Coronavirus : comment parler du confinement à son enfant ?

 Entretien avec Marie-Noëlle Clément, pédopsychiatre, autrice de Comment te dire ? Savoir parler aux tout-petits (Éd. Pocket).

 

 

 

 

Comment rendre le confinement moins anxiogène ?

 

L’enjeu pour les familles est de retrouver une forme de sécurité dans le quotidien, et cela passe par la ritualisation des moments.

Le rituel a comme vertu d’être sécurisant et structurant. Les habitudes sont totalement chamboulées : il va falloir s’adapter.

Concrètement, les jours doivent être organisés. Habituellement, les enfants sont structurés par le fait d’aller à l’école, puis à la cantine et à la garderie, par exemple. L’emploi du temps doit s’en rapprocher le plus possible, même si, bien entendu, les temps d’apprentissage seront moins longs, les espaces réduits et les plaisirs modifiés.

Par exemple : on se lève à heure fixe, la matinée est réservée à l’école, puis on déjeune, on s’octroie une petite pause avant de travailler une heure, et on consacre le reste de la journée à la détente.
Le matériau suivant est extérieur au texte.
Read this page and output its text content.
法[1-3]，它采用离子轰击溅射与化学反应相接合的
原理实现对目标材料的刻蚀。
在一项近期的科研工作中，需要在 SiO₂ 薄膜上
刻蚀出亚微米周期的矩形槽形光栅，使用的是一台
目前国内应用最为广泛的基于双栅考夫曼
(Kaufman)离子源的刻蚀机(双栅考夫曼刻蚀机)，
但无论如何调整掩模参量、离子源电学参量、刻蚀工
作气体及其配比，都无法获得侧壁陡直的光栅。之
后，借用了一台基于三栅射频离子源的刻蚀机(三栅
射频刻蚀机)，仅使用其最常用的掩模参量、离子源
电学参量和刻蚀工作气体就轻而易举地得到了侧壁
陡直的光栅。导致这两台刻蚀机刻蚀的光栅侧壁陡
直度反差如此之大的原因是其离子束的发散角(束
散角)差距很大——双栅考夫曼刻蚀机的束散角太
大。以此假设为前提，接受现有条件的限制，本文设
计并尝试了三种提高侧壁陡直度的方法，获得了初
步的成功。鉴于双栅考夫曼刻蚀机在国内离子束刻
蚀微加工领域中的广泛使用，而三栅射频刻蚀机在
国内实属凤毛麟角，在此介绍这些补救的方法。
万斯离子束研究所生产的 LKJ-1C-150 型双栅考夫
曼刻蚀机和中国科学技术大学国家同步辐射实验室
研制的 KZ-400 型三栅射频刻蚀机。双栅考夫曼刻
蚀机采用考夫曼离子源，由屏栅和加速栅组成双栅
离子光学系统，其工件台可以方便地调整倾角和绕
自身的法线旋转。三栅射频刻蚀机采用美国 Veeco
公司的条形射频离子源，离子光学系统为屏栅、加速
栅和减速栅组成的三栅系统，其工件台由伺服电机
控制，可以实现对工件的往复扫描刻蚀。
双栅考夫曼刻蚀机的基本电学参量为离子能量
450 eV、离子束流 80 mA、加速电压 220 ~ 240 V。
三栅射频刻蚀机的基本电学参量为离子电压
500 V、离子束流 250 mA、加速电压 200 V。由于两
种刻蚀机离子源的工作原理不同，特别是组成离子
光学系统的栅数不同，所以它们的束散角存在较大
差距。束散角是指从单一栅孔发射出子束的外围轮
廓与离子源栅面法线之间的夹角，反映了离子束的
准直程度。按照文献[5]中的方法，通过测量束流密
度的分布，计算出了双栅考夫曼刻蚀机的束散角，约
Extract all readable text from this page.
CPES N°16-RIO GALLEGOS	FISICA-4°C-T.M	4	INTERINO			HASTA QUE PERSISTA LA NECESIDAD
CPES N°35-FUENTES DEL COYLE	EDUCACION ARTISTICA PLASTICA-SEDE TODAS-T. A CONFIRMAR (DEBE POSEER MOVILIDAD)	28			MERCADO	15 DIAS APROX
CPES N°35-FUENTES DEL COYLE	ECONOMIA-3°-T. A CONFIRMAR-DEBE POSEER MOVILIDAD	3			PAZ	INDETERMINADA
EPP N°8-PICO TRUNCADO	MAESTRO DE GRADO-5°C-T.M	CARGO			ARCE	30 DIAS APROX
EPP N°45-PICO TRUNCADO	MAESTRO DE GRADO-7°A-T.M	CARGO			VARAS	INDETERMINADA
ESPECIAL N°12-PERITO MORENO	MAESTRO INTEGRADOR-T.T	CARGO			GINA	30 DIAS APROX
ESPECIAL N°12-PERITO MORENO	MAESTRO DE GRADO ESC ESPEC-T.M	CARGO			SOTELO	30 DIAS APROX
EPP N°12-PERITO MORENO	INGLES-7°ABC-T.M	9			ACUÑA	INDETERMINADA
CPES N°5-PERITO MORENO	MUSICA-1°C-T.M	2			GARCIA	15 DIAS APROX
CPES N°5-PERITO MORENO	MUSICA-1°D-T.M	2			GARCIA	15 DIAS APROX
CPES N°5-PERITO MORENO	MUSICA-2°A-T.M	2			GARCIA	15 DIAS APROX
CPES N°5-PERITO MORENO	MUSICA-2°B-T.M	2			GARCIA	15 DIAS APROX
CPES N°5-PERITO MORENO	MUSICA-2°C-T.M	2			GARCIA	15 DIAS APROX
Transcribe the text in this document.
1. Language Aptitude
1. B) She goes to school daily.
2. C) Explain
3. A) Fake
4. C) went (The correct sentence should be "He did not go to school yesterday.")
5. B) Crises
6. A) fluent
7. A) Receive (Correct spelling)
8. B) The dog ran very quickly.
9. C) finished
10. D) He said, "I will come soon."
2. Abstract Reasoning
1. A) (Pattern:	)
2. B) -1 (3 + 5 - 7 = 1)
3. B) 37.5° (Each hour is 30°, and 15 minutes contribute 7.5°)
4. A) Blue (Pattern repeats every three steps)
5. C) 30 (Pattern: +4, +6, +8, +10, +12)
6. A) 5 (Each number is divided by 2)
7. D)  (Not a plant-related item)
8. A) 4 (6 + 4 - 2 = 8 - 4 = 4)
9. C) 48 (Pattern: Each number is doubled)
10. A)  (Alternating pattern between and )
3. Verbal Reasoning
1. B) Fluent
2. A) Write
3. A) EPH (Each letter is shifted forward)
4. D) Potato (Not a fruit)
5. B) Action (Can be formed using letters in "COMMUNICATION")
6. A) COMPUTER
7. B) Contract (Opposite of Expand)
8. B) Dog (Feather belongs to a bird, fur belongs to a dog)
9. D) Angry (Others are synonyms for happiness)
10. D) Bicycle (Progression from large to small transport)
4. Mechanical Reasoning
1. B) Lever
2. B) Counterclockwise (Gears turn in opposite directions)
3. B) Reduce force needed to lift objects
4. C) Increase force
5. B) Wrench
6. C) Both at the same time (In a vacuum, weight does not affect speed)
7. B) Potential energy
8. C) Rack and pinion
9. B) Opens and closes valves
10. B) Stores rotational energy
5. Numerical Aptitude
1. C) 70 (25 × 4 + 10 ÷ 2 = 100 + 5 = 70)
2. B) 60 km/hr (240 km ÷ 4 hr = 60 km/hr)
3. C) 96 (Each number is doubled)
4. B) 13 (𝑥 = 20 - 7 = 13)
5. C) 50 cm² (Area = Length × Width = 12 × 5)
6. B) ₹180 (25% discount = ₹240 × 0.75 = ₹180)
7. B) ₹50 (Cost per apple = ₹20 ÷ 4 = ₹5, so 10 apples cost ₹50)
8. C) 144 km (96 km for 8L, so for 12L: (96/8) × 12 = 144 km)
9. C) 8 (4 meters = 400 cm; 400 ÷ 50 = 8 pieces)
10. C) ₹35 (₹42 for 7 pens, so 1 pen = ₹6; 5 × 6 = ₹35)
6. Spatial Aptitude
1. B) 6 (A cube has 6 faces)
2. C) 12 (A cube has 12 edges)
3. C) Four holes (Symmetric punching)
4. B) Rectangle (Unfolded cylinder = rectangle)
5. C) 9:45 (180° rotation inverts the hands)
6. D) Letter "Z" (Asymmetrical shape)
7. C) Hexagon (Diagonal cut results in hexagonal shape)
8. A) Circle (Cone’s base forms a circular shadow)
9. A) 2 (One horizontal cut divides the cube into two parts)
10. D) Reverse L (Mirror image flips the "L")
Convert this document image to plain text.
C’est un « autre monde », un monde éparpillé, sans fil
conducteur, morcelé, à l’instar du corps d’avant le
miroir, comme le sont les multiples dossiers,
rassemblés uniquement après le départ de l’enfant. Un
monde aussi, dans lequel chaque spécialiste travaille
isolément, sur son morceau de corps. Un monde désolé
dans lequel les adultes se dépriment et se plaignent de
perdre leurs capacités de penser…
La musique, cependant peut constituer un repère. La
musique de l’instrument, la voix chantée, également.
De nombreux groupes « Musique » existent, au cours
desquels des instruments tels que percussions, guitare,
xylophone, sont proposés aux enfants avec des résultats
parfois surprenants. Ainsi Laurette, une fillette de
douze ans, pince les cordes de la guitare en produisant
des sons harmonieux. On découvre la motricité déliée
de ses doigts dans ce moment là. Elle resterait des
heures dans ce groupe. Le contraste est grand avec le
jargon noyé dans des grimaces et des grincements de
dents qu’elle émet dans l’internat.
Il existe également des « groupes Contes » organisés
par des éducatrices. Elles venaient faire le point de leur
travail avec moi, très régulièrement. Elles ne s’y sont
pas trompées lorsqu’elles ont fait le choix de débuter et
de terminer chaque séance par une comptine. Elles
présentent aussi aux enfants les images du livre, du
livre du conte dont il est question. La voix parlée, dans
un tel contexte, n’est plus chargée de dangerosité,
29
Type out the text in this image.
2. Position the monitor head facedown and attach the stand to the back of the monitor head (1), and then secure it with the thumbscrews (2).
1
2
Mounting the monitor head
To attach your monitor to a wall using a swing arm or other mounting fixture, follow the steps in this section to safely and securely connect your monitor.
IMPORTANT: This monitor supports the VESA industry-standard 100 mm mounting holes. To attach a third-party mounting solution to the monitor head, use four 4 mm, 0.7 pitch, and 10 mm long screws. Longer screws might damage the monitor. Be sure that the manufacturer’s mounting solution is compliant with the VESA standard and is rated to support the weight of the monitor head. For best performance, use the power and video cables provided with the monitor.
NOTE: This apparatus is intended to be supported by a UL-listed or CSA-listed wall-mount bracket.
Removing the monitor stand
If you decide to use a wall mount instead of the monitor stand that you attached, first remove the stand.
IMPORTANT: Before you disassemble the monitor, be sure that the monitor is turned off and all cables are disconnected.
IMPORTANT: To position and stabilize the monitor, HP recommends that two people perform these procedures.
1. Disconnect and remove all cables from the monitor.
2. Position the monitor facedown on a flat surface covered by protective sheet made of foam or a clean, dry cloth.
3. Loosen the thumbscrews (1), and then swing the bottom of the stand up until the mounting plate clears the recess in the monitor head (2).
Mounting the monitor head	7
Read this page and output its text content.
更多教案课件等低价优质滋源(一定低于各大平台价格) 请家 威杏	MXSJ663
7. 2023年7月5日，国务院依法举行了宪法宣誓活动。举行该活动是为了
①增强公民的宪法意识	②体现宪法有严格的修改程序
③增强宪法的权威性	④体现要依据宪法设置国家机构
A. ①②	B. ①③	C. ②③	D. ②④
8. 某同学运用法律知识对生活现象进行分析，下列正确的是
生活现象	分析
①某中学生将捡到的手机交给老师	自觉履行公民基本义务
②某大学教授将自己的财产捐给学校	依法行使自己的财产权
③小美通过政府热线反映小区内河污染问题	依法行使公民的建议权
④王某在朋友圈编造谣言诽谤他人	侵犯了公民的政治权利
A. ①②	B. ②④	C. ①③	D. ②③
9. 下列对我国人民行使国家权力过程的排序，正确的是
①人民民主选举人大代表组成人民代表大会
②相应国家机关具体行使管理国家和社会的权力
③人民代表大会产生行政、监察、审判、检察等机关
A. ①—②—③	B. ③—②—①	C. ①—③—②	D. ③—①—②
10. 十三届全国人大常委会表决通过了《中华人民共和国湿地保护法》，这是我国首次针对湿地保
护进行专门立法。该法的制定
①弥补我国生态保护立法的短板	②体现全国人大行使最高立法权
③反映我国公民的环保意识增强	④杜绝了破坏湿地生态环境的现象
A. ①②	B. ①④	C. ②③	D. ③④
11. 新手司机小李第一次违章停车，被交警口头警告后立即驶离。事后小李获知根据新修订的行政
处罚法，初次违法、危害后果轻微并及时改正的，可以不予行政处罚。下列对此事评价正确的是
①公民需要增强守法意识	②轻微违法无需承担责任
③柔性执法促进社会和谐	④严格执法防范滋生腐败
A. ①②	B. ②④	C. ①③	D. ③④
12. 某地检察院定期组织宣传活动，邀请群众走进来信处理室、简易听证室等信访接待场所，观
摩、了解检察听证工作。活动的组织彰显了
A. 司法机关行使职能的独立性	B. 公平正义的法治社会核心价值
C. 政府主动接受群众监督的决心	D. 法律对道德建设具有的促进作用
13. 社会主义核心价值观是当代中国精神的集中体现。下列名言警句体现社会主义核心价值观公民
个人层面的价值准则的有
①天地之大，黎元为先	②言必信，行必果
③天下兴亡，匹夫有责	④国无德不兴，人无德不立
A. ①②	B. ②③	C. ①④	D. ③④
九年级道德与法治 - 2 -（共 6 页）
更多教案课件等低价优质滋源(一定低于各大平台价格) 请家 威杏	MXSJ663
Ce programme doit être adaptable et évolutif, bien sûr, il faut en discuter en famille. Trouver le bon rythme va prendre quelques jours. Sinon, les enfants vont tourner en rond dans une sorte de no man’s land d’autant plus angoissant.

 

Enfin, il est fondamental de maintenir des liens avec l’extérieur : être en contact avec les copains et la famille, par mail, par téléphone, par WhatsApp. Appeler les grands-parents pour prendre de leurs nouvelles. Même aux plus petits il est possible de dire : « Allez, viens, on va appeler Mathilde pour savoir comment ça se passe chez elle. » Et ainsi, réduire l’isolement.